The DeOldify Graveyard: Things That Didn’t Work
For every design experiment that actually worked, there were at least ten that didn’t. This list is not exhaustive by any stretch but it includes what we consider to be particularly helpful to know.
Wasserstein GAN (WGAN) and Its Variants
The original approach attempted in the development of DeOldify was to base the architecture on Wasserstein GAN (WGAN). It turns out the stability of the WGAN and its subsequent improvements were not sufficient for practical application in colorization. Training would work somewhat for a while, but would invariably diverge from a stable solution as GANs are known to do. To an extent, the results were entertaining. What actually did wind up working extremely well (the first time even) was modeling DeOldify after Self-Attention Generative Adversarial Networks instead.
Various Other Normalization Schemes
The following normalization variations were attempted. None of them worked nearly as well as having batch normalization and spectral normalization combined in the generator, and just spectral normalization in the critic.
Spectral Normalization Only in Generator. This trained more slowly and was generally more unstable.
Batchnorm at Output of Generator.
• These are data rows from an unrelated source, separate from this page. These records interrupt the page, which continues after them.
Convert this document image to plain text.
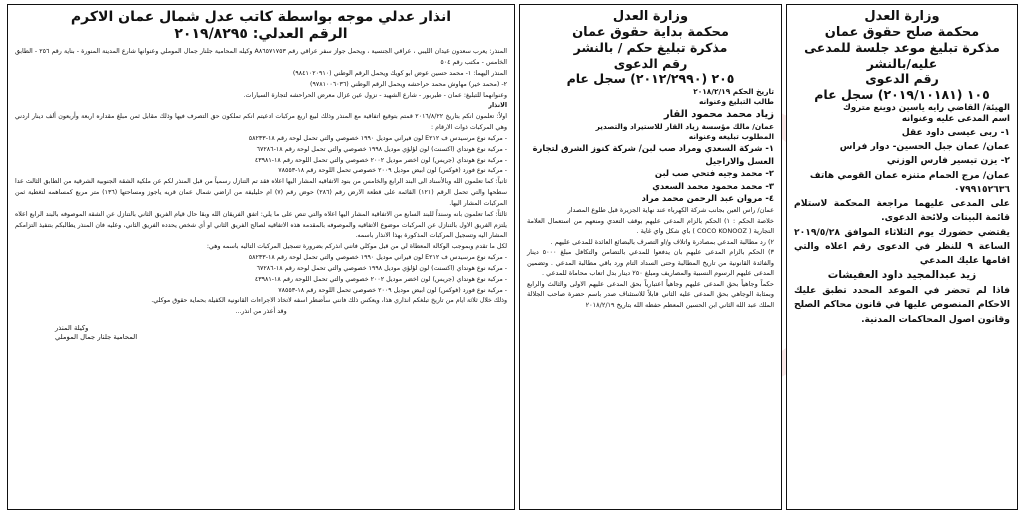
انذار عدلي موجه بواسطة كاتب عدل شمال عمان الاكرم
الرقم العدلي: ٢٠١٩/٨٢٩٥
المنذر: يعرب سعدون غيدان الليبي ، عراقي الجنسية ، ويحمل جواز سفر عراقي رقم A٨٦٥٧١٧٥٣ وكيله المحامية جلنار جمال الموملي وعنوانها شارع المدينة المنورة - بناية رقم ٢٥٦ - الطابق الخامس - مكتب رقم ٥٠٤
المنذر اليهما: ١- محمد حسين عوض ابو كويك ويحمل الرقم الوطني (٩٨٤١٠٢٠٩١٠)
٢- (محمد خير) مهاوش محمد حراحشه ويحمل الرقم الوطني (٩٧٨١٠٠٦٠٣٦)
وعنوانهما للتبليغ: عمان - طبربور - شارع الشهيد - نزول عين غزال معرض الحراحشه لتجارة السيارات.
الانذار
اولاً: تعلمون انكم بتاريخ ٢٠١٦/٨/٢٢ قمتم بتوقيع اتفاقية مع المنذر وذلك لبيع اربع مركبات ادعيتم انكم تملكون حق التصرف فيها وذلك مقابل ثمن مبلغ مقداره اربعة وأربعون ألف دينار اردني وهي المركبات ذوات الارقام :
- مركبة نوع مرسيدس ف E٢١٢ لون فيراني موديل ١٩٩٠ خصوصي والتي تحمل لوحة رقم ١٨-٥٨٢٣٣
- مركبة نوع هونداي (اكسنت) لون لؤلؤي موديل ١٩٩٨ خصوصي والتي تحمل لوحة رقم ١٨-٦٧٢٨٦
- مركبة نوع هونداي (جريس) لون اخضر موديل ٢٠٠٢ خصوصي والتي تحمل اللوحة رقم ١٨-٤٣٩٨١
- مركبة نوع فورد (فوكس) لون ابيض موديل ٢٠٠٩ خصوصي تحمل اللوحة رقم ١٨-٧٨٥٥٣
ثانياً: كما تعلمون الله وبالأسناد الى البند الرابع والخامس من بنود الاتفاقيه المشار اليها اعلاه فقد تم التنازل رسمياً من قبل المنذر لكم عن ملكية الشقة الجنوبية الشرقية من الطابق الثالث عدا سطحها والتي تحمل الرقم (١٢١) القائمة على قطعة الارض رقم (٢٨٦) حوض رقم (٧) ام حليليفة من اراضي شمال عمان قريه ياجوز ومساحتها (١٣٦) متر مربع كمساهمه لتغطية ثمن المركبات المشار اليها.
ثالثاً: كما تعلمون بانه وسنداً للبند السابع من الاتفاقية المشار اليها اعلاه والتي تنص على ما يلي: اتفق الفريقان الله وبقا حال قيام الفريق الثاني بالتنازل عن الشقة الموصوفه بالبند الرابع اعلاه يلتزم الفريق الاول بالتنازل عن المركبات موضوع الاتفاقيه والموصوفه بالمقدمة هذه الاتفاقيه لصالح الفريق الثاني او أي شخص يحدده الفريق الثاني، وعليه فان المنذر يطالبكم بتنفيذ التزامكم المشار اليه وتسجيل المركبات المذكورة بهذا الانذار باسمه.
لكل ما تقدم وبموجب الوكالة المعطاة لي من قبل موكلي فانني انذركم بضرورة تسجيل المركبات التاليه باسمه وهي:
- مركبة نوع مرسيدس ف E٢١٢ لون فيراني موديل ١٩٩٠ خصوصي والتي تحمل لوحة رقم ١٨-٥٨٢٣٣
- مركبة نوع هونداي (اكسنت) لون لؤلؤي موديل ١٩٩٨ خصوصي والتي تحمل لوحة رقم ١٨-٦٧٢٨٦
- مركبة نوع هونداي (جريس) لون اخضر موديل ٢٠٠٢ خصوصي والتي تحمل اللوحة رقم ١٨-٤٣٩٨١
- مركبة نوع فورد (فوكس) لون ابيض موديل ٢٠٠٩ خصوصي تحمل اللوحة رقم ١٨-٧٨٥٥٣
وذلك خلال ثلاثة ايام من تاريخ تبلغكم انذاري هذا، ويعكس ذلك فانني سأضطر اسفه لاتخاذ الاجراءات القانونية الكفيلة بحماية حقوق موكلي.
وقد أعذر من انذر...
وكيلة المنذر
المحامية جلنار جمال الموملي
وزارة العدل
محكمة بداية حقوق عمان
مذكرة تبليغ حكم / بالنشر
رقم الدعوى
٢٠٥ (٢٠١٢/٢٩٩٠) سجل عام
تاريخ الحكم ٢٠١٨/٢/١٩
طالب التبليغ وعنوانه
زياد محمد محمود القار
عمان/ مالك مؤسسة زياد القار للاستيراد والتصدير
المطلوب تبليغه وعنوانه
١- شركة السعدي ومراد صب لبن/ شركة كنوز الشرق لتجارة العسل والاراجيل
٢- محمد وجيه فتحي صب لبن
٣- محمد محمود محمد السعدي
٤- مروان عبد الرحمن محمد مراد
عمان/ راس العين بجانب شركة الكهرباء عند نهاية الجزيرة قبل طلوع المصدار
خلاصة الحكم : ١) الحكم بالزام المدعى عليهم بوقف التعدي ومنعهم من استعمال العلامة التجارية ( COCO KONOOZ ) باي شكل واي غاية .
٢) رد مطالبة المدعي بمصادرة واتلاف و/او التصرف بالبضائع العائدة للمدعى عليهم .
٣) الحكم بالزام المدعى عليهم بان يدفعوا للمدعي بالتضامن والتكافل مبلغ ٥٠٠٠ دينار والفائدة القانونية من تاريخ المطالبة وحتى السداد التام ورد باقي مطالبة المدعي . وتضمين المدعى عليهم الرسوم النسبية والمصاريف ومبلغ ٢٥٠ دينار بدل اتعاب محاماة للمدعي .
حكماً وجاهياً بحق المدعى عليهم وجاهياً اعتبارياً بحق المدعى عليهم الاولى والثالث والرابع وبمثابة الوجاهي بحق المدعى عليه الثاني قابلاً للاستئناف صدر باسم حضرة صاحب الجلالة الملك عبد الله الثاني ابن الحسين المعظم حفظه الله بتاريخ ٢٠١٨/٢/١٩
وزارة العدل
محكمة صلح حقوق عمان
مذكرة تبليغ موعد جلسة للمدعى عليه/بالنشر
رقم الدعوى
١٠٥ (٢٠١٩/١٠١٨١) سجل عام
الهيئة/ القاضي رايه ياسين دوينع متروك
اسم المدعى عليه وعنوانه
١- ربى عيسى داود عقل
عمان/ عمان جبل الحسين- دوار فراس
٢- يزن تيسير فارس الوزني
عمان/ مرج الحمام متنزه عمان القومي هاتف ٠٧٩٩١٥٢٦٣٦
على المدعى عليهما مراجعة المحكمة لاستلام قائمة البينات ولائحة الدعوى.
يقتضي حضورك يوم الثلاثاء الموافق ٢٠١٩/٥/٢٨ الساعة ٩ للنظر في الدعوى رقم اعلاه والتي اقامها عليك المدعي
زيد عبدالمجيد داود العفيشات
فاذا لم تحضر في الموعد المحدد تطبق عليك الاحكام المنصوص عليها في قانون محاكم الصلح وقانون اصول المحاكمات المدنية.
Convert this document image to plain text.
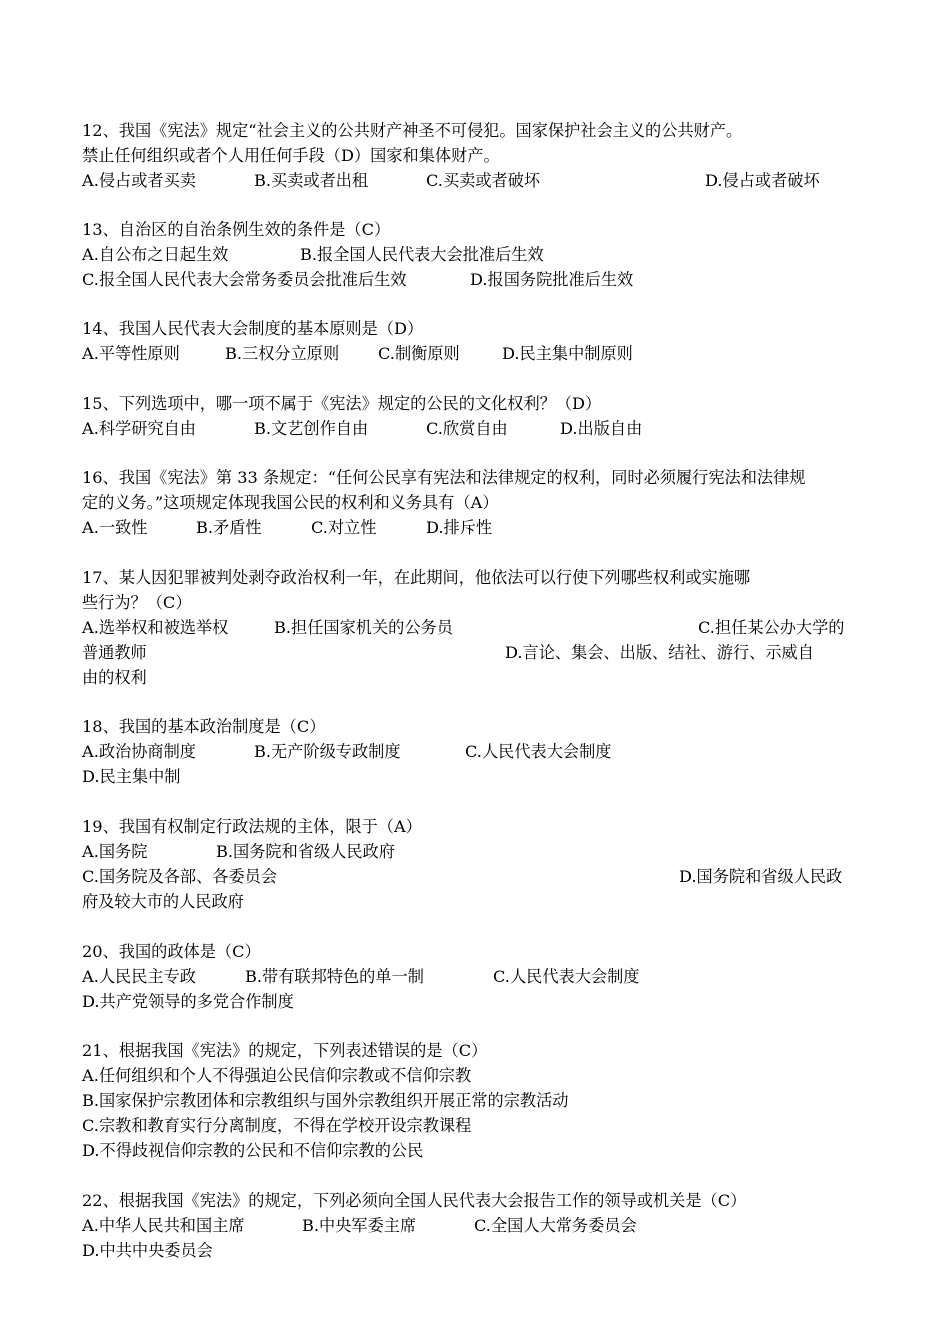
12、我国《宪法》规定“社会主义的公共财产神圣不可侵犯。国家保护社会主义的公共财产。
禁止任何组织或者个人用任何手段（D）国家和集体财产。
A.侵占或者买卖	B.买卖或者出租	C.买卖或者破坏	D.侵占或者破坏
13、自治区的自治条例生效的条件是（C）
A.自公布之日起生效	B.报全国人民代表大会批准后生效
C.报全国人民代表大会常务委员会批准后生效	D.报国务院批准后生效
14、我国人民代表大会制度的基本原则是（D）
A.平等性原则	B.三权分立原则 C.制衡原则	D.民主集中制原则
15、下列选项中，哪一项不属于《宪法》规定的公民的文化权利？（D）
A.科学研究自由	B.文艺创作自由	C.欣赏自由	D.出版自由
16、我国《宪法》第 33 条规定：“任何公民享有宪法和法律规定的权利，同时必须履行宪法和法律规
定的义务。”这项规定体现我国公民的权利和义务具有（A）
A.一致性	B.矛盾性	C.对立性	D.排斥性
17、某人因犯罪被判处剥夺政治权利一年，在此期间，他依法可以行使下列哪些权利或实施哪
些行为？（C）
A.选举权和被选举权	B.担任国家机关的公务员	C.担任某公办大学的
普通教师	D.言论、集会、出版、结社、游行、示威自
由的权利
18、我国的基本政治制度是（C）
A.政治协商制度	B.无产阶级专政制度	C.人民代表大会制度
D.民主集中制
19、我国有权制定行政法规的主体，限于（A）
A.国务院	B.国务院和省级人民政府
C.国务院及各部、各委员会	D.国务院和省级人民政
府及较大市的人民政府
20、我国的政体是（C）
A.人民民主专政	B.带有联邦特色的单一制	C.人民代表大会制度
D.共产党领导的多党合作制度
21、根据我国《宪法》的规定，下列表述错误的是（C）
A.任何组织和个人不得强迫公民信仰宗教或不信仰宗教
B.国家保护宗教团体和宗教组织与国外宗教组织开展正常的宗教活动
C.宗教和教育实行分离制度，不得在学校开设宗教课程
D.不得歧视信仰宗教的公民和不信仰宗教的公民
22、根据我国《宪法》的规定，下列必须向全国人民代表大会报告工作的领导或机关是（C）
A.中华人民共和国主席	B.中央军委主席	C.全国人大常务委员会
D.中共中央委员会
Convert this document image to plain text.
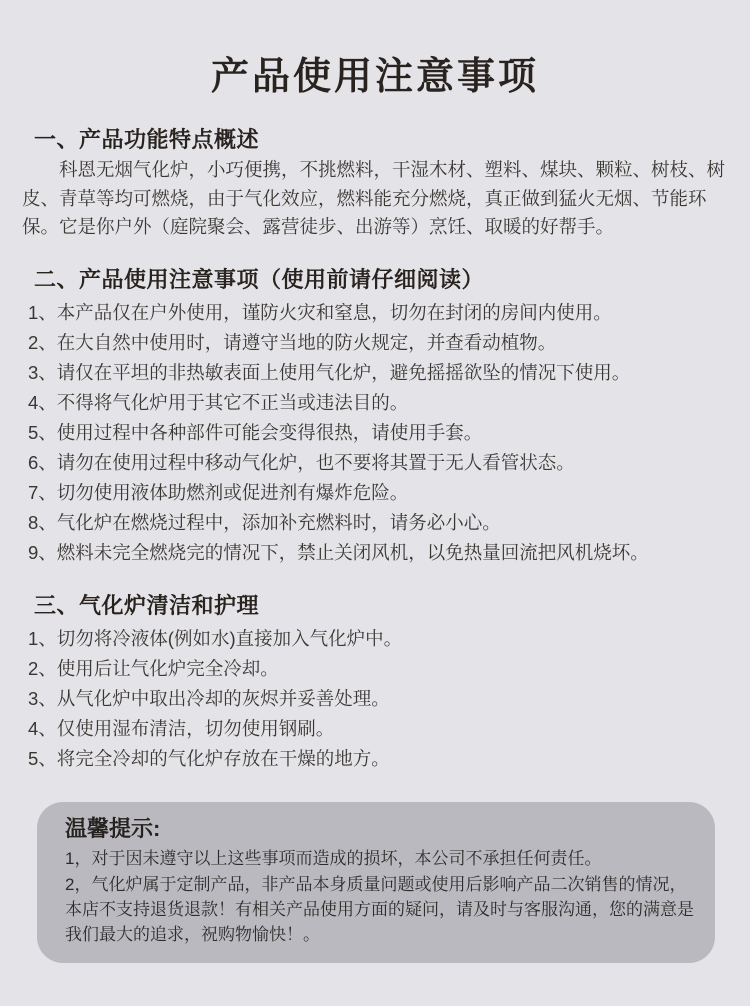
产品使用注意事项
一、产品功能特点概述

科恩无烟气化炉，小巧便携，不挑燃料，干湿木材、塑料、煤块、颗粒、树枝、树皮、青草等均可燃烧，由于气化效应，燃料能充分燃烧，真正做到猛火无烟、节能环保。它是你户外（庭院聚会、露营徒步、出游等）烹饪、取暖的好帮手。

二、产品使用注意事项（使用前请仔细阅读）
1、本产品仅在户外使用，谨防火灾和窒息，切勿在封闭的房间内使用。
2、在大自然中使用时，请遵守当地的防火规定，并查看动植物。
3、请仅在平坦的非热敏表面上使用气化炉，避免摇摇欲坠的情况下使用。
4、不得将气化炉用于其它不正当或违法目的。
5、使用过程中各种部件可能会变得很热，请使用手套。
6、请勿在使用过程中移动气化炉，也不要将其置于无人看管状态。
7、切勿使用液体助燃剂或促进剂有爆炸危险。
8、气化炉在燃烧过程中，添加补充燃料时，请务必小心。
9、燃料未完全燃烧完的情况下，禁止关闭风机，以免热量回流把风机烧坏。
三、气化炉清洁和护理
1、切勿将冷液体(例如水)直接加入气化炉中。
2、使用后让气化炉完全冷却。
3、从气化炉中取出冷却的灰烬并妥善处理。
4、仅使用湿布清洁，切勿使用钢刷。
5、将完全冷却的气化炉存放在干燥的地方。
温馨提示:
1，对于因未遵守以上这些事项而造成的损坏，本公司不承担任何责任。
2，气化炉属于定制产品，非产品本身质量问题或使用后影响产品二次销售的情况，本店不支持退货退款！有相关产品使用方面的疑问，请及时与客服沟通，您的满意是我们最大的追求，祝购物愉快！。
This slowed down training significantly and didn’t seem to provide any real benefit.
Weight Normalization in Generator. Ditto on the slowed training, and images didn’t turn out looking as good either. Interestingly however, it seems like weight normalization works the best when doing NoGAN training for super resolution.
Other Loss Functions
The interaction between the conventional (non-GAN) loss function and the GAN loss/training turns out to be crucial, yet tricky. For one, you have to weigh the non-GAN and GAN losses carefully, and it seems this can only come out of experimentation. The nice thing about NoGAN is that the iterations on this process are very quick relative to other GAN training regimes—it’s a matter of minutes instead of days to see the end result.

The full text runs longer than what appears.